Pois a fama do menino azul estendeu-se pelas cercanias e atravessou os montes, logo chegando ao mar. E assim viu-se inflacionado aquele flagelado vilarejo e grato estavam a pequena e única bodega, pois ali cresceram o número de fregueses, a delegacia que pode contar com presos e a igreja que, graças aos donativos de cada missa de domingo, conseguiu recursos para a reforma tão necessitada. Mas tudo aquilo trazia consternação para o menino azul. Passou então a desejar nunca mais a visita do moleque travesso com quem brincava nas tardes de segunda. Chegou então na plantação de mamona e lá invocou que ele sumisse. Omolu fez-se translúcido e indagou o porquê de tamanha ira. O menino explicou-lhe e mostrou o povoado seco na forma duma enorme tenda mercantil: imagens e santinhos sendo vendidos, o sua casa transformada num templário, a mera brincadeira dos dois encenando um palco de adorações e busca de milagres. “Não os condene...”, sentenciou o orixá, “... se buscam conforto, é porque assim precisam. Se procuram paz, é por causa da guerra que fez-se em suas vidas. Onde há missão há mudanças. E transformações são necessárias...”. O menino, tão laico de todo aquele proclamar, apenas achou bonito os ditos e chorou. Minha tetravó Piaf aproximou-se dele e enxugou-lhe a face. O menino permanecia imóvel, diáfano diante tudo. Pela primeira vez enxergava Omolu como um adulto, como um ser superior, figura distante. Também pela primeira vez teve medo. Soltando um urro surdo, do céu cravejou-se de borboletas noturnas de brilho descomunal, cósmico que tornou-se estrelas e pousavam nas mãos de cada um daquele lugar como uma lembrança, logo desfazendo-se feito areia. E então a luz azul tornou-se fogo, logo afastando o menino daquela paralisia. Dali passou a chorar feito a criança que era, recebendo em troca o afago nos braços dos pais. Do fogo fez-se fogueira e desta incêndio, queimando assim o mamonal ali existente. Do crespúsculo escuro então choveu pedras em brasas, algumas atingindo o corpo de muitos dos devotos. O menino azul pedia, numa prece muda, que aquele horror em apocalíptico deixasse ali.
E logo o menino percebeu que algo saia de seu âmago, de suas visceras, um calor, um bolor, algo motor em essência, sentiu dores, sentiu calma... E então sua essência desfazia da carne, logo tornando-o apenas carcaça.
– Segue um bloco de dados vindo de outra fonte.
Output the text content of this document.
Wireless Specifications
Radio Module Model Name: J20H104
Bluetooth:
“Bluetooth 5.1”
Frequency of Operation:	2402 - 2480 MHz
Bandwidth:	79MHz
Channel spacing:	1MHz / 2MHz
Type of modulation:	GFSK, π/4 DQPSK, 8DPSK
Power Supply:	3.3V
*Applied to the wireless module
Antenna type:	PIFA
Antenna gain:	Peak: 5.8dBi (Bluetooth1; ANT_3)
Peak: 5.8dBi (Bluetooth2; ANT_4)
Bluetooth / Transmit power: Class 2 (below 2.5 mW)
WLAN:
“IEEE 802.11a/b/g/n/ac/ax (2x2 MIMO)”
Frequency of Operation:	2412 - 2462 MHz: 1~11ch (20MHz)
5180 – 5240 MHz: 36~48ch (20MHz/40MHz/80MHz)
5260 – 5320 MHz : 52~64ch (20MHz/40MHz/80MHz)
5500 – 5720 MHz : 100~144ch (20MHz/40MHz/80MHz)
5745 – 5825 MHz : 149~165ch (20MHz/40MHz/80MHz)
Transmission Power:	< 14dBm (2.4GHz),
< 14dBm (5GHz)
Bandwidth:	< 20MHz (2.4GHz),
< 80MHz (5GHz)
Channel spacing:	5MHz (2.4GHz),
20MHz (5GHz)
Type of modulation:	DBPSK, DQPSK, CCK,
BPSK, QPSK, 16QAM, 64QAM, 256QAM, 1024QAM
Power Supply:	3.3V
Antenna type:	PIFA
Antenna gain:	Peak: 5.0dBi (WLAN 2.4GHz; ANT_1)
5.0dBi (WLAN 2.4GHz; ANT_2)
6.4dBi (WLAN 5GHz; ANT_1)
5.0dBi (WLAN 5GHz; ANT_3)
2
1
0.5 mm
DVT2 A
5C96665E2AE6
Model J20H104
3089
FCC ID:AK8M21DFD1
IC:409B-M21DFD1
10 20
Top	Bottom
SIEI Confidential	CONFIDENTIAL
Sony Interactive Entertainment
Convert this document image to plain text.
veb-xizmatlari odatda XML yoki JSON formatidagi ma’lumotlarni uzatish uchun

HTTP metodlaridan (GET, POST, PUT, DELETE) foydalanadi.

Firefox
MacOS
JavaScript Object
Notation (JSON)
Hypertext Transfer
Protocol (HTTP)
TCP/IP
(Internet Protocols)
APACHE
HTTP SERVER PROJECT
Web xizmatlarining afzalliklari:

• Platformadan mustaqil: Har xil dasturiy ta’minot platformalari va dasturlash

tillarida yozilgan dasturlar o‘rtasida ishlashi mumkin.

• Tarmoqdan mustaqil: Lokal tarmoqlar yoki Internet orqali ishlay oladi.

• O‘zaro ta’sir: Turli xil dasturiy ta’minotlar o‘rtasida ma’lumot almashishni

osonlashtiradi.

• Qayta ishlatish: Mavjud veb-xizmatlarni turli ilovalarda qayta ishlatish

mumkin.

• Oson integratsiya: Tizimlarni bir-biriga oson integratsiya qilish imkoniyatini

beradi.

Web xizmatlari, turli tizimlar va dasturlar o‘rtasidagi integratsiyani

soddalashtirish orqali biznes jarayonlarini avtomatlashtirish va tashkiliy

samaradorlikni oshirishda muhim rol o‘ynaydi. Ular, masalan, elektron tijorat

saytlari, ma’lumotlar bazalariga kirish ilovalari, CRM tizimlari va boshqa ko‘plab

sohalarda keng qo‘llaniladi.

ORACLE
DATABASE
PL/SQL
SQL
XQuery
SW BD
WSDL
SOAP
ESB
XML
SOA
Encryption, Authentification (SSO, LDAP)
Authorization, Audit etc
De si saiu um plasma de cores surreais, que assustaram a todos no povoado e provocaram o tremor nos pais que apenas seguravam um cádaver em couro e osso somente. Fora como se tivesse-lhe sugado o mais íntimo que ali havia, o menino azul então tornou-se num ser de luz que contornou-se em pomba, exalando um brilho visto em todos os cantos da redondeza. Omolu soltou um grito em iorubá, cantando como num kitolo... E de todos os cantos do planeta pode ouvir este pranto-banzo, um som que fez despertar em precoce (ou em prece), sem pressa e cheio de pureza, todas as flores que guardavam em si a potencialidades de outros ramalhetes, de mil estrelas, larva de vulcão... A luz azul, então, foi fraquejando, tornando-se inexistente e logo trazendo a noite ao local. Assustados, todos fugiram para suas casa e aos poucos os poucos fifós das casas foram desfazendo o brilho de astro. A localidade emudeceu e escureceu.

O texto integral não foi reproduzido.